Die Justiz des SED-Regimes bedrohte hingegen bis 1990 eine durch "Arbeitsscheu" bedingte "Gefährdung der öffentlichen Ordnung durch asoziales Verhalten" mit Freiheitsstrafe bis zu zwei Jahren. Erst 1977 wurde die Strafform der "Arbeitserziehung" aufgehoben, bis 1988 blieben Rückfalltäter mit bis zu fünf Jahren Freiheitstrafe bedroht, sollten sie sich "aus Arbeitsscheu einer geregelten Arbeit hartnäckig" entziehen (§ 249 StGB-DDR).
Ende der Abscheu vor zweckfreiem Nichtstun?
Während in der DDR bis 1989/90 die Abscheu vor dem Müßiggang Teil der Staatsdoktrin blieb, hatten sich sogar im autoritär verschrienen Westdeutschland der Adenauer-Ära die ersten Anzeichen eines Gesinnungswandels gezeigt.

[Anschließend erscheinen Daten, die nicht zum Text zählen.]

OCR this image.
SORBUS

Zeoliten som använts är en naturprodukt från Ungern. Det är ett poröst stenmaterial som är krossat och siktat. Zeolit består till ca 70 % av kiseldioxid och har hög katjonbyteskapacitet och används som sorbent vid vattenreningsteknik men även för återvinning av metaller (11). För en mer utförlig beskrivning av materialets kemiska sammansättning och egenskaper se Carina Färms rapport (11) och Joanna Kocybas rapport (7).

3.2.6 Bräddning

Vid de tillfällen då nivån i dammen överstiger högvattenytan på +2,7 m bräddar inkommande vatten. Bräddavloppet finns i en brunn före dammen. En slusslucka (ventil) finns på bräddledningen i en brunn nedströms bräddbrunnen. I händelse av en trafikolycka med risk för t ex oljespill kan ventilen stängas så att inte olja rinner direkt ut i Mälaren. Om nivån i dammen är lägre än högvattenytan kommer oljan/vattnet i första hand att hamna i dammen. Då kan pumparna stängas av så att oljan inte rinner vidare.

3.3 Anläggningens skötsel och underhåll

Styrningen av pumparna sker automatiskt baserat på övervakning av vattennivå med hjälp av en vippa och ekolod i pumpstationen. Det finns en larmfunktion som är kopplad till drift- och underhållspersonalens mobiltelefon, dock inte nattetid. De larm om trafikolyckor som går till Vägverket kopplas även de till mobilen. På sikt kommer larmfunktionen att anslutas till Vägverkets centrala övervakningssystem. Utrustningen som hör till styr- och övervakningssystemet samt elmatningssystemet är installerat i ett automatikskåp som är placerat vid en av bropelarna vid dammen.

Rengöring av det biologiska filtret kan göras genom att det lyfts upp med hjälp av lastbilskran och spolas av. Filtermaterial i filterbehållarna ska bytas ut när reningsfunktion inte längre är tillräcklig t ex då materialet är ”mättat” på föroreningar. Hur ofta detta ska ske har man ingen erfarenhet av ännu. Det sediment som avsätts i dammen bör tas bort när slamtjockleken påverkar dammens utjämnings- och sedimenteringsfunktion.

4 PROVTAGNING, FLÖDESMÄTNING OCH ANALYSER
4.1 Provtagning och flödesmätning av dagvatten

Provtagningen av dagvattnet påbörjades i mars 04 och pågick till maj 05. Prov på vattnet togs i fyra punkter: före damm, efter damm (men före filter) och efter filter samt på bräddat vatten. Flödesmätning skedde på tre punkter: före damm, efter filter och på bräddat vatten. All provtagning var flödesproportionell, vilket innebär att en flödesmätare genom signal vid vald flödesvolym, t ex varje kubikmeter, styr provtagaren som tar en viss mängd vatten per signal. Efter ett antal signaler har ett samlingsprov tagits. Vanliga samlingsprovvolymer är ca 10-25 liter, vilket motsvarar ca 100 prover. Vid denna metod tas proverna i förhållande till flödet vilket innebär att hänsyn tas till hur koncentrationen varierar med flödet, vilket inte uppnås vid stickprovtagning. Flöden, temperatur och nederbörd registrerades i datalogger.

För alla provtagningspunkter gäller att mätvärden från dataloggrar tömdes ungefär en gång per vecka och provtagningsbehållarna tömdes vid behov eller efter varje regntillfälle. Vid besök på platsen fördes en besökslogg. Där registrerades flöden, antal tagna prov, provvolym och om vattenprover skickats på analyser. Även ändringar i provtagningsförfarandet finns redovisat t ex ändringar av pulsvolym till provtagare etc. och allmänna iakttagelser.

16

Mit Urteil vom 16. Februar 1961 (Az. 1 StR 615/60) fühlte sich der BGH beispielsweise genötigt, die Strafverteidigung darüber zu belehren, dass es "kein Grundrecht auf Müßiggang und leichtes Leben" gebe. Der gewitzte Verteidiger hatte moniert, dass es gegen die Freiheit der Berufswahl und -ausübung (Artikel 12 GG) verstoße, einem Angeklagten seinen unbürgerlichen Lebenswandel strafbegründend vorzuhalten. Der BGH war pikiert, fiel aber wider Erwarten nicht mit Donnerblitz über den Anwalt her.
Gleichwohl ist die Abneigung gegen Lebenszeit, die keinem erkennbaren Zweck unterworfen zu sein scheint, offenbar nach wie vor tief in die gesellschaftliche Matrix eingebettet.
In einem schönen Stück über "Die Not des Müßiggangs" (2012) zitierte der österreichische Journalist Wolf Lotter (1962–) den Juristen Volker Kitz (1975–), der dafür plädiert, die Gesellschaft möge nicht "permanent ein schlechtes Gewissen" einreden, wenn bewusst Müßiggang gepflegt werde: "Eine echte Leistungsgesellschaft wäre ja okay – aber das ist eine reine Stressdarstellergesellschaft."
Lotters Besinnungsaufsatz deutet an, dass auch eine liberale, selbstbewusste Haltung als Bürger gegenüber dem Staat und eine an den eigenen Bedürfnissen orientierte Haltung gegenüber der Arbeit davon abhängt, Zeiten der Muße "ohne Selbstverachtung" nachzugehen. Nennen wir das vielleicht "seelische Erhebung" und verteidigen sie bei Bedarf mit dem Grundgesetz unterm Arm.